Dann bediene ich gleich das Klischee: Auf welcher Geige spielen Sie?

Auf einer Joseph Gagliano aus dem Jahr 1780. Die habe ich geschenkt bekommen, als ich 18 Jahre alt war. Ein wunderbares Instrument. Sie hat zwar nicht diesen riesigen Ton einer Stradivari, aber sie klingt wunderschön. Ich liebe dieses Instrument.

Werden Sie die Geige auch an Ihre Kinder weitergeben?

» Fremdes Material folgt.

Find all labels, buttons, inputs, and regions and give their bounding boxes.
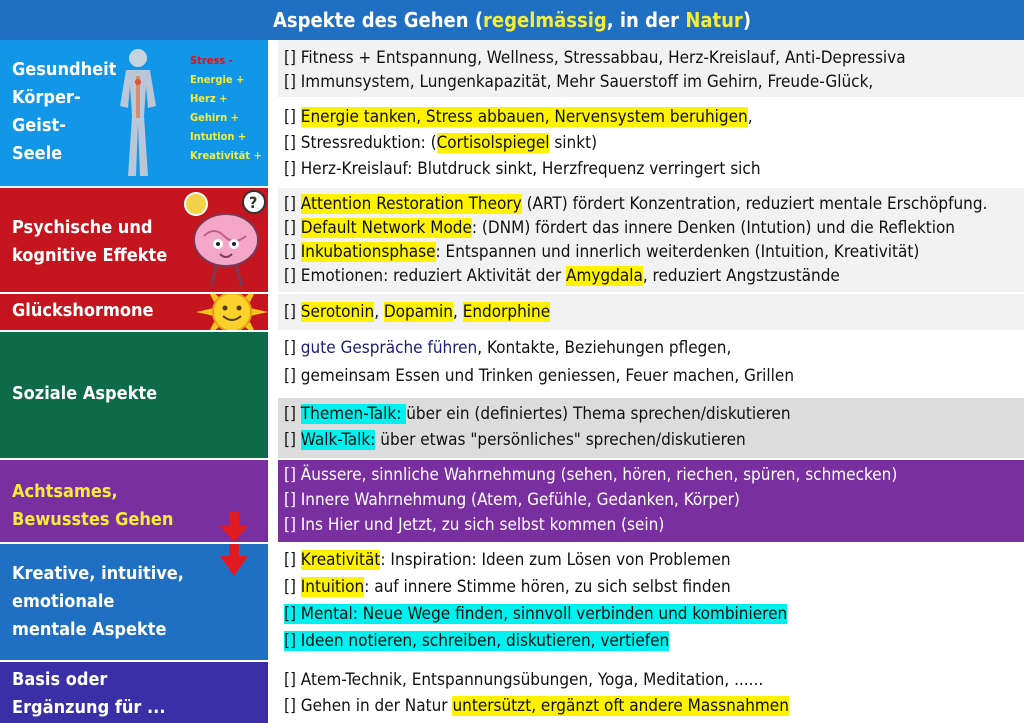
mindful-line-3: [] Ins Hier und Jetzt, zu sich selbst kommen (sein) bbox=[284, 515, 665, 535]
category-psych bbox=[0, 188, 268, 292]
category-basis bbox=[0, 662, 268, 723]
highlight-cortisolspiegel: Cortisolspiegel bbox=[436, 133, 550, 153]
sun-icon bbox=[196, 294, 268, 330]
mindful-box bbox=[278, 460, 1024, 542]
health-label-intution: Intution + bbox=[190, 130, 247, 143]
health-box-1 bbox=[278, 40, 1024, 97]
health-line-4: [] Stressreduktion: (Cortisolspiegel sinkt) bbox=[284, 133, 598, 153]
health-line-1: [] Fitness + Entspannung, Wellness, Stressabbau, Herz-Kreislauf, Anti-Depressiva bbox=[284, 48, 906, 68]
highlight-gute-gespraeche: gute Gespräche führen bbox=[300, 338, 478, 358]
creative-line-3 bbox=[284, 602, 787, 626]
basis-box bbox=[278, 662, 1024, 723]
health-label-herz: Herz + bbox=[190, 92, 228, 105]
category-mindful bbox=[0, 460, 268, 542]
brain-mascot-icon bbox=[180, 190, 268, 292]
title-highlight-regelmaessig: regelmässig bbox=[483, 8, 607, 32]
social-line-4: [] Walk-Talk: über etwas "persönliches" sprechen/diskutieren bbox=[284, 430, 746, 450]
highlight-endorphine: Endorphine bbox=[462, 302, 551, 322]
health-line-3: [] Energie tanken, Stress abbauen, Nervensystem beruhigen, bbox=[284, 107, 753, 127]
health-line-2: [] Immunsystem, Lungenkapazität, Mehr Sauerstoff im Gehirn, Freude-Glück, bbox=[284, 72, 874, 92]
basis-line-2: [] Gehen in der Natur untersützt, ergänzt oft andere Massnahmen bbox=[284, 696, 789, 716]
body-figure-icon bbox=[102, 46, 174, 182]
highlight-dopamin: Dopamin bbox=[383, 302, 453, 322]
basis-line-1: [] Atem-Technik, Entspannungsübungen, Yoga, Meditation, ...... bbox=[284, 670, 764, 690]
happy-box bbox=[278, 294, 1024, 330]
psych-line-1: [] Attention Restoration Theory (ART) fördert Konzentration, reduziert mentale Erschöpfung. bbox=[284, 194, 988, 214]
category-social bbox=[0, 332, 268, 458]
highlight-amygdala: Amygdala bbox=[566, 266, 643, 286]
highlight-kreativitaet: Kreativität bbox=[300, 550, 381, 570]
health-label-gehirn: Gehirn + bbox=[190, 111, 239, 124]
category-happy-label: Glückshormone bbox=[12, 300, 154, 321]
social-line-2: [] gemeinsam Essen und Trinken geniessen, Feuer machen, Grillen bbox=[284, 366, 795, 386]
category-health bbox=[0, 40, 268, 186]
social-line-1: [] gute Gespräche führen, Kontakte, Beziehungen pflegen, bbox=[284, 338, 732, 358]
highlight-ideen: [] Ideen notieren, schreiben, diskutieren, vertiefen bbox=[284, 631, 670, 651]
psych-line-4: [] Emotionen: reduziert Aktivität der Amygdala, reduziert Angstzustände bbox=[284, 266, 840, 286]
category-psych-label: Psychische und kognitive Effekte bbox=[12, 217, 168, 266]
health-label-energie: Energie + bbox=[190, 73, 245, 86]
psych-line-2: [] Default Network Mode: (DNM) fördert das innere Denken (Intution) und die Reflektion bbox=[284, 218, 956, 238]
social-box-2 bbox=[278, 398, 1024, 458]
category-happy bbox=[0, 294, 268, 330]
category-creative bbox=[0, 544, 268, 660]
arrow-down-icon bbox=[218, 512, 250, 542]
creative-box bbox=[278, 544, 1024, 660]
health-box-2 bbox=[278, 99, 1024, 186]
highlight-walk-talk: Walk-Talk: bbox=[300, 430, 376, 450]
category-health-label: Gesundheit Körper- Geist- Seele bbox=[12, 59, 117, 164]
category-mindful-label: Achtsames, Bewusstes Gehen bbox=[12, 481, 174, 530]
creative-line-1: [] Kreativität: Inspiration: Ideen zum Lösen von Problemen bbox=[284, 550, 731, 570]
arrow-down-tip-icon bbox=[218, 544, 250, 578]
psych-box bbox=[278, 188, 1024, 292]
highlight-inkubationsphase: Inkubationsphase bbox=[300, 242, 436, 262]
health-label-stress: Stress - bbox=[190, 54, 233, 67]
highlight-energie-tanken: Energie tanken, Stress abbauen, Nervensystem beruhigen bbox=[300, 107, 748, 127]
mindful-line-2: [] Innere Wahrnehmung (Atem, Gefühle, Gedanken, Körper) bbox=[284, 490, 740, 510]
category-basis-label: Basis oder Ergänzung für ... bbox=[12, 669, 166, 718]
highlight-dnm: Default Network Mode bbox=[300, 218, 472, 238]
mindful-line-1: [] Äussere, sinnliche Wahrnehmung (sehen, hören, riechen, spüren, schmecken) bbox=[284, 465, 898, 485]
creative-line-4 bbox=[284, 629, 669, 653]
happy-line: [] Serotonin, Dopamin, Endorphine bbox=[284, 302, 551, 322]
highlight-themen-talk: Themen-Talk: bbox=[300, 404, 407, 424]
social-line-3: [] Themen-Talk: über ein (definiertes) Thema sprechen/diskutieren bbox=[284, 404, 791, 424]
creative-line-2: [] Intuition: auf innere Stimme hören, zu sich selbst finden bbox=[284, 577, 731, 597]
category-creative-label: Kreative, intuitive, emotionale mentale Aspekte bbox=[12, 563, 184, 640]
social-box-1 bbox=[278, 332, 1024, 396]
health-line-5: [] Herz-Kreislauf: Blutdruck sinkt, Herzfrequenz verringert sich bbox=[284, 159, 761, 179]
highlight-intuition: Intuition bbox=[300, 577, 365, 597]
highlight-serotonin: Serotonin bbox=[300, 302, 375, 322]
health-label-kreativitaet: Kreativität + bbox=[190, 149, 262, 162]
psych-line-3: [] Inkubationsphase: Entspannen und innerlich weiterdenken (Intuition, Kreativität) bbox=[284, 242, 920, 262]
highlight-untersuetzt: untersützt, ergänzt oft andere Massnahmen bbox=[452, 696, 789, 716]
highlight-art: Attention Restoration Theory bbox=[300, 194, 522, 214]
highlight-mental: [] Mental: Neue Wege finden, sinnvoll verbinden und kombinieren bbox=[284, 604, 788, 624]
page-title: Aspekte des Gehen (regelmässig, in der Natur) bbox=[0, 0, 1024, 40]
arrow-down-tip bbox=[218, 544, 250, 578]
category-social-label: Soziale Aspekte bbox=[12, 383, 158, 404]
svg-text:?: ? bbox=[249, 193, 258, 212]
title-highlight-natur: Natur bbox=[685, 8, 743, 32]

Meine letzte Hoffnung ist der Kleinste (lacht). Der Älteste steht gerade vor der Entscheidung, was er werden soll. Obwohl er Klavier spielt, wie alle anderen auch, wird er sicherlich kein Musiker. Es bleibt ihnen überlassen. Wenn sie nicht Musiker werden, finde ich das nicht schlimm. Wichtig ist nur, sie haben alle eine musikalische Grundlage. Sie sind alle mit Musik aufgewachsen. Das finde ich schön.

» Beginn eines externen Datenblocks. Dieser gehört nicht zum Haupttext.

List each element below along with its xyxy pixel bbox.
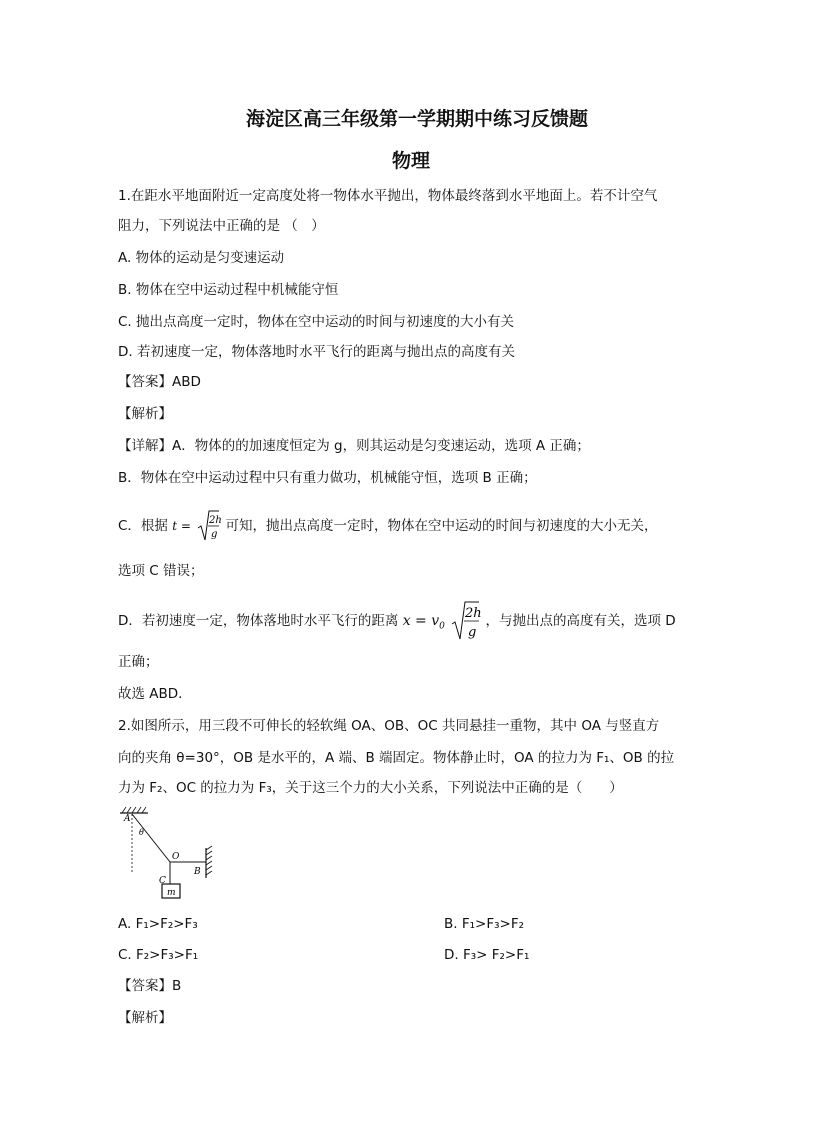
sqrt-formula-t	[197, 509, 223, 543]
q1-option-c: C. 抛出点高度一定时，物体在空中运动的时间与初速度的大小有关	[118, 314, 515, 330]
formula-t-lhs: t =	[172, 519, 191, 533]
q1-answer	[118, 372, 201, 392]
answer-value: ABD	[172, 374, 201, 390]
q2-stem-line3: 力为 F₂、OC 的拉力为 F₃，关于这三个力的大小关系，下列说法中正确的是（ ）	[118, 780, 623, 796]
label-m: m	[167, 888, 176, 898]
detail-c-pre: C．根据	[118, 518, 168, 534]
q2-figure-diagram	[118, 804, 218, 904]
formula-x-lhs: x = v	[402, 613, 440, 629]
detail-d-pre: D．若初速度一定，物体落地时水平飞行的距离	[118, 613, 399, 629]
q1-detail-d-end: 正确；	[118, 654, 159, 670]
q2-stem-line2: 向的夹角 θ=30°，OB 是水平的，A 端、B 端固定。物体静止时，OA 的拉力为 F₁、OB 的拉	[118, 750, 675, 766]
q2-option-d: D. F₃> F₂>F₁	[444, 947, 530, 963]
document-title: 海淀区高三年级第一学期期中练习反馈题	[245, 108, 588, 130]
detail-a-text: A．物体的的加速度恒定为 g，则其运动是匀变速运动，选项 A 正确；	[172, 438, 590, 454]
formula-den: g	[468, 625, 477, 640]
formula-sub: 0	[439, 621, 445, 632]
q1-detail-a	[118, 436, 590, 456]
q1-detail-c-end: 选项 C 错误；	[118, 563, 204, 579]
q1-detail-b: B．物体在空中运动过程中只有重力做功，机械能守恒，选项 B 正确；	[118, 470, 537, 486]
q1-stem-line2: 阻力，下列说法中正确的是 （ ）	[118, 218, 325, 234]
q1-conclusion: 故选 ABD.	[118, 686, 183, 702]
subject-title: 物理	[391, 150, 430, 172]
formula-num: 2h	[209, 515, 223, 526]
q1-detail-c	[118, 509, 658, 543]
q2-answer	[118, 976, 181, 996]
detail-tag: 【详解】	[118, 438, 172, 454]
sqrt-sign-icon	[197, 509, 223, 543]
detail-c-post: 可知，抛出点高度一定时，物体在空中运动的时间与初速度的大小无关，	[225, 518, 658, 534]
q1-option-b: B. 物体在空中运动过程中机械能守恒	[118, 282, 339, 298]
formula-num: 2h	[465, 606, 482, 621]
answer-tag: 【答案】	[118, 978, 172, 994]
label-c: C	[159, 876, 166, 886]
label-a: A	[124, 814, 131, 824]
label-theta: θ	[139, 828, 144, 837]
q2-stem-line1: 2.如图所示，用三段不可伸长的轻软绳 OA、OB、OC 共同悬挂一重物，其中 OA 与竖直方	[118, 718, 660, 734]
detail-d-post: ，与抛出点的高度有关，选项 D	[485, 613, 676, 629]
answer-value: B	[172, 978, 182, 994]
q2-option-a: A. F₁>F₂>F₃	[118, 916, 198, 932]
answer-tag: 【答案】	[118, 374, 172, 390]
sqrt-formula-x	[451, 600, 482, 642]
q1-stem-line1: 1.在距水平地面附近一定高度处将一物体水平抛出，物体最终落到水平地面上。若不计空气	[118, 188, 658, 204]
q1-option-d: D. 若初速度一定，物体落地时水平飞行的距离与抛出点的高度有关	[118, 344, 515, 360]
q1-analysis-tag: 【解析】	[118, 406, 172, 422]
q2-analysis-tag: 【解析】	[118, 1010, 172, 1026]
sqrt-sign-icon	[451, 600, 482, 642]
formula-den: g	[211, 529, 218, 540]
label-o: O	[172, 852, 180, 862]
q2-option-c: C. F₂>F₃>F₁	[118, 947, 199, 963]
label-b: B	[194, 867, 201, 877]
q1-detail-d	[118, 600, 676, 642]
q2-option-b: B. F₁>F₃>F₂	[444, 916, 524, 932]
q1-option-a: A. 物体的运动是匀变速运动	[118, 250, 285, 266]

Lassen Sie uns kurz Corona ansprechen. Wie sehen Sie die aktuelle Situation? Hat sie nur Nachteile oder kann man ihr vielleicht etwas Positives abgewinnen?

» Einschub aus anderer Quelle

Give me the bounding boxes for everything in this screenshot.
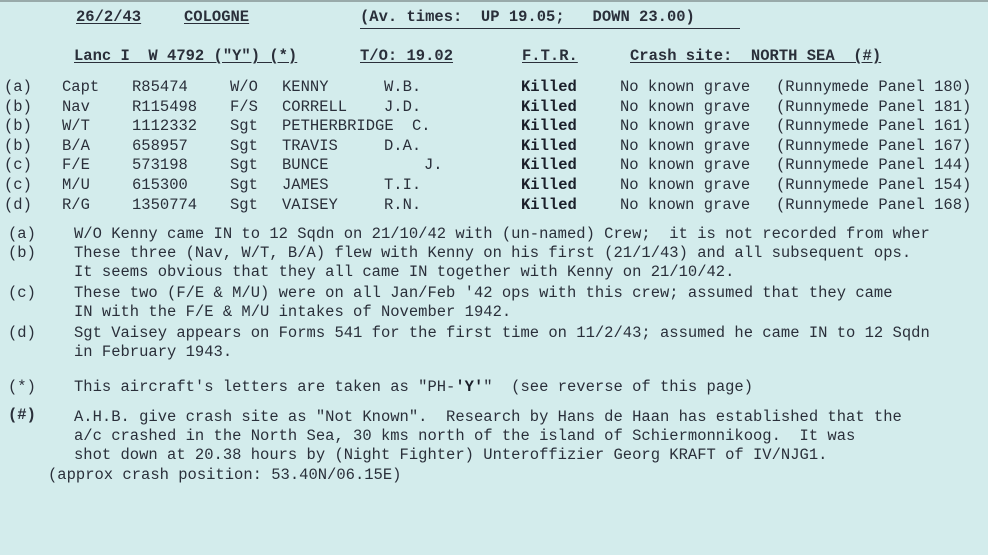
note-line: IN with the F/E & M/U intakes of November 1942. — [74, 303, 512, 321]
crew-name: CORRELL — [282, 97, 348, 116]
hash-note-label: (#) — [8, 406, 36, 424]
crew-grave: No known grave — [620, 176, 751, 194]
crew-grave: No known grave — [620, 117, 751, 136]
aircraft-heading: Lanc I W 4792 ("Y") (*) — [74, 47, 298, 65]
crew-number: 1112332 — [132, 117, 198, 136]
crew-note: (d) — [4, 195, 32, 214]
crash-position: (approx crash position: 53.40N/06.15E) — [48, 466, 402, 484]
crew-note: (b) — [4, 136, 32, 155]
crew-role: R/G — [62, 195, 90, 214]
crew-initials: J.D. — [384, 97, 422, 116]
crew-rank: W/O — [230, 78, 258, 96]
crew-grave: No known grave — [620, 97, 751, 116]
crew-note: (c) — [4, 176, 32, 194]
crew-number: R85474 — [132, 78, 188, 96]
crew-initials: W.B. — [384, 78, 422, 96]
note-line: W/O Kenny came IN to 12 Sqdn on 21/10/42 with (un-named) Crew; it is not recorded from wher — [74, 225, 930, 243]
note-line: It seems obvious that they all came IN together with Kenny on 21/10/42. — [74, 263, 735, 281]
date-heading: 26/2/43 — [76, 8, 142, 26]
crew-memorial: (Runnymede Panel 154) — [776, 176, 972, 194]
note-label: (b) — [8, 244, 36, 262]
crew-name: JAMES — [282, 176, 329, 194]
crew-memorial: (Runnymede Panel 161) — [776, 117, 972, 136]
crew-role: Capt — [62, 78, 100, 96]
target-heading: COLOGNE — [184, 8, 250, 26]
crew-rank: Sgt — [230, 156, 258, 175]
star-note-label: (*) — [8, 378, 36, 396]
crew-role: W/T — [62, 117, 90, 136]
crew-grave: No known grave — [620, 78, 751, 96]
crew-name: BUNCE — [282, 156, 329, 175]
crew-initials: C. — [412, 117, 431, 136]
crew-role: F/E — [62, 156, 90, 175]
crew-name: KENNY — [282, 78, 329, 96]
crew-rank: Sgt — [230, 117, 258, 136]
crew-initials: T.I. — [384, 176, 422, 194]
crew-note: (b) — [4, 117, 32, 136]
crew-grave: No known grave — [620, 156, 751, 175]
hash-note-line: shot down at 20.38 hours by (Night Fighter) Unteroffizier Georg KRAFT of IV/NJG1. — [74, 446, 828, 464]
ftr-heading: F.T.R. — [522, 47, 578, 65]
crew-status: Killed — [521, 176, 577, 194]
crew-role: M/U — [62, 176, 90, 194]
crew-memorial: (Runnymede Panel 168) — [776, 195, 972, 214]
crew-note: (b) — [4, 97, 32, 116]
crash-site-heading: Crash site: NORTH SEA (#) — [630, 47, 882, 65]
crew-number: R115498 — [132, 97, 198, 116]
av-times-underline — [360, 28, 740, 29]
top-rule — [0, 0, 988, 2]
crew-status: Killed — [521, 97, 577, 116]
crew-status: Killed — [521, 78, 577, 96]
note-label: (c) — [8, 284, 36, 302]
note-line: These two (F/E & M/U) were on all Jan/Feb '42 ops with this crew; assumed that they came — [74, 284, 893, 302]
crew-initials: D.A. — [384, 136, 422, 155]
crew-number: 615300 — [132, 176, 188, 194]
crew-rank: Sgt — [230, 176, 258, 194]
crew-status: Killed — [521, 117, 577, 136]
crew-memorial: (Runnymede Panel 167) — [776, 136, 972, 155]
crew-grave: No known grave — [620, 136, 751, 155]
crew-status: Killed — [521, 156, 577, 175]
star-note-text: This aircraft's letters are taken as "PH-'Y'" (see reverse of this page) — [74, 378, 754, 396]
average-times: (Av. times: UP 19.05; DOWN 23.00) — [360, 8, 695, 26]
note-line: in February 1943. — [74, 343, 233, 361]
crew-role: Nav — [62, 97, 90, 116]
crew-memorial: (Runnymede Panel 180) — [776, 78, 972, 96]
crew-initials: R.N. — [384, 195, 422, 214]
note-line: These three (Nav, W/T, B/A) flew with Kenny on his first (21/1/43) and all subsequent ops. — [74, 244, 912, 262]
crew-name: TRAVIS — [282, 136, 338, 155]
note-label: (a) — [8, 225, 36, 243]
crew-rank: Sgt — [230, 195, 258, 214]
crew-status: Killed — [521, 195, 577, 214]
crew-name: VAISEY — [282, 195, 338, 214]
crew-note: (c) — [4, 156, 32, 175]
crew-memorial: (Runnymede Panel 144) — [776, 156, 972, 175]
crew-memorial: (Runnymede Panel 181) — [776, 97, 972, 116]
crew-grave: No known grave — [620, 195, 751, 214]
note-label: (d) — [8, 324, 36, 342]
crew-role: B/A — [62, 136, 90, 155]
crew-number: 1350774 — [132, 195, 198, 214]
hash-note-line: a/c crashed in the North Sea, 30 kms north of the island of Schiermonnikoog. It was — [74, 427, 856, 445]
crew-rank: F/S — [230, 97, 258, 116]
crew-note: (a) — [4, 78, 32, 96]
note-line: Sgt Vaisey appears on Forms 541 for the first time on 11/2/43; assumed he came IN to 12 Sqdn — [74, 324, 930, 342]
crew-rank: Sgt — [230, 136, 258, 155]
crew-name: PETHERBRIDGE — [282, 117, 394, 136]
crew-number: 658957 — [132, 136, 188, 155]
crew-initials: J. — [424, 156, 443, 175]
crew-number: 573198 — [132, 156, 188, 175]
hash-note-line: A.H.B. give crash site as "Not Known". Research by Hans de Haan has established that the — [74, 408, 902, 426]
crew-status: Killed — [521, 136, 577, 155]
takeoff-time: T/O: 19.02 — [360, 47, 454, 65]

Man kann immer etwas Positives abgewinnen. Es kommt darauf an, welche Einstellung man hat. Wir haben in dieser Zeit unheimlich viel Repertoire erarbeitet. Und (lacht) – meine Kinder haben gelernt, dass sie ihre Sachen wegräumen müssen. Das haben sie sich beibehalten. Bei sechs Kindern und Home-Schooling wird einem sowieso nie langweilig.

Duo Natalia

Sie sagen, Sie haben viel Repertoire erarbeitet. Welches neue Projekt liegt in der Schublade?

Fritz Kreisler. Der war immer mein Liebling. Ich war immer verliebt in Fritz Kreisler – das weiß mein Mann übrigens auch (lacht). Das erste Stück, das ich gespielt habe, war „Liebesfreud“. Jetzt machen wir eine CD mit Arrangements. Das war immer mein Traum. Da wird auch die Melodie von Glucks „Orfeo ed Euridice“ darauf sein. Mein Lieblingsstück.

Eine letzte Frage: Angenommen es erscheint eine gute Fee. Diese erfüllt Ihnen drei Wünsche. Welche wären das?

Abgesehen von der Pandemie, bin ich im Augenblick wunschlos glücklich! Natürlich wünsche ich mir, dass wir alle gesund bleiben und das ich weiterhin musizieren kann. Und – dass Corona unter Kontrolle kommt. Das wünsche ich der ganzen Welt. Aber wie gesagt, persönlich bin ich wunschlos glücklich und hoffe, dass das so bleibt.

Das ist doch schön. Das kann nicht jeder von sich behaupten. Vielen Dank, Frau van der Mersch, für dieses Gespräch!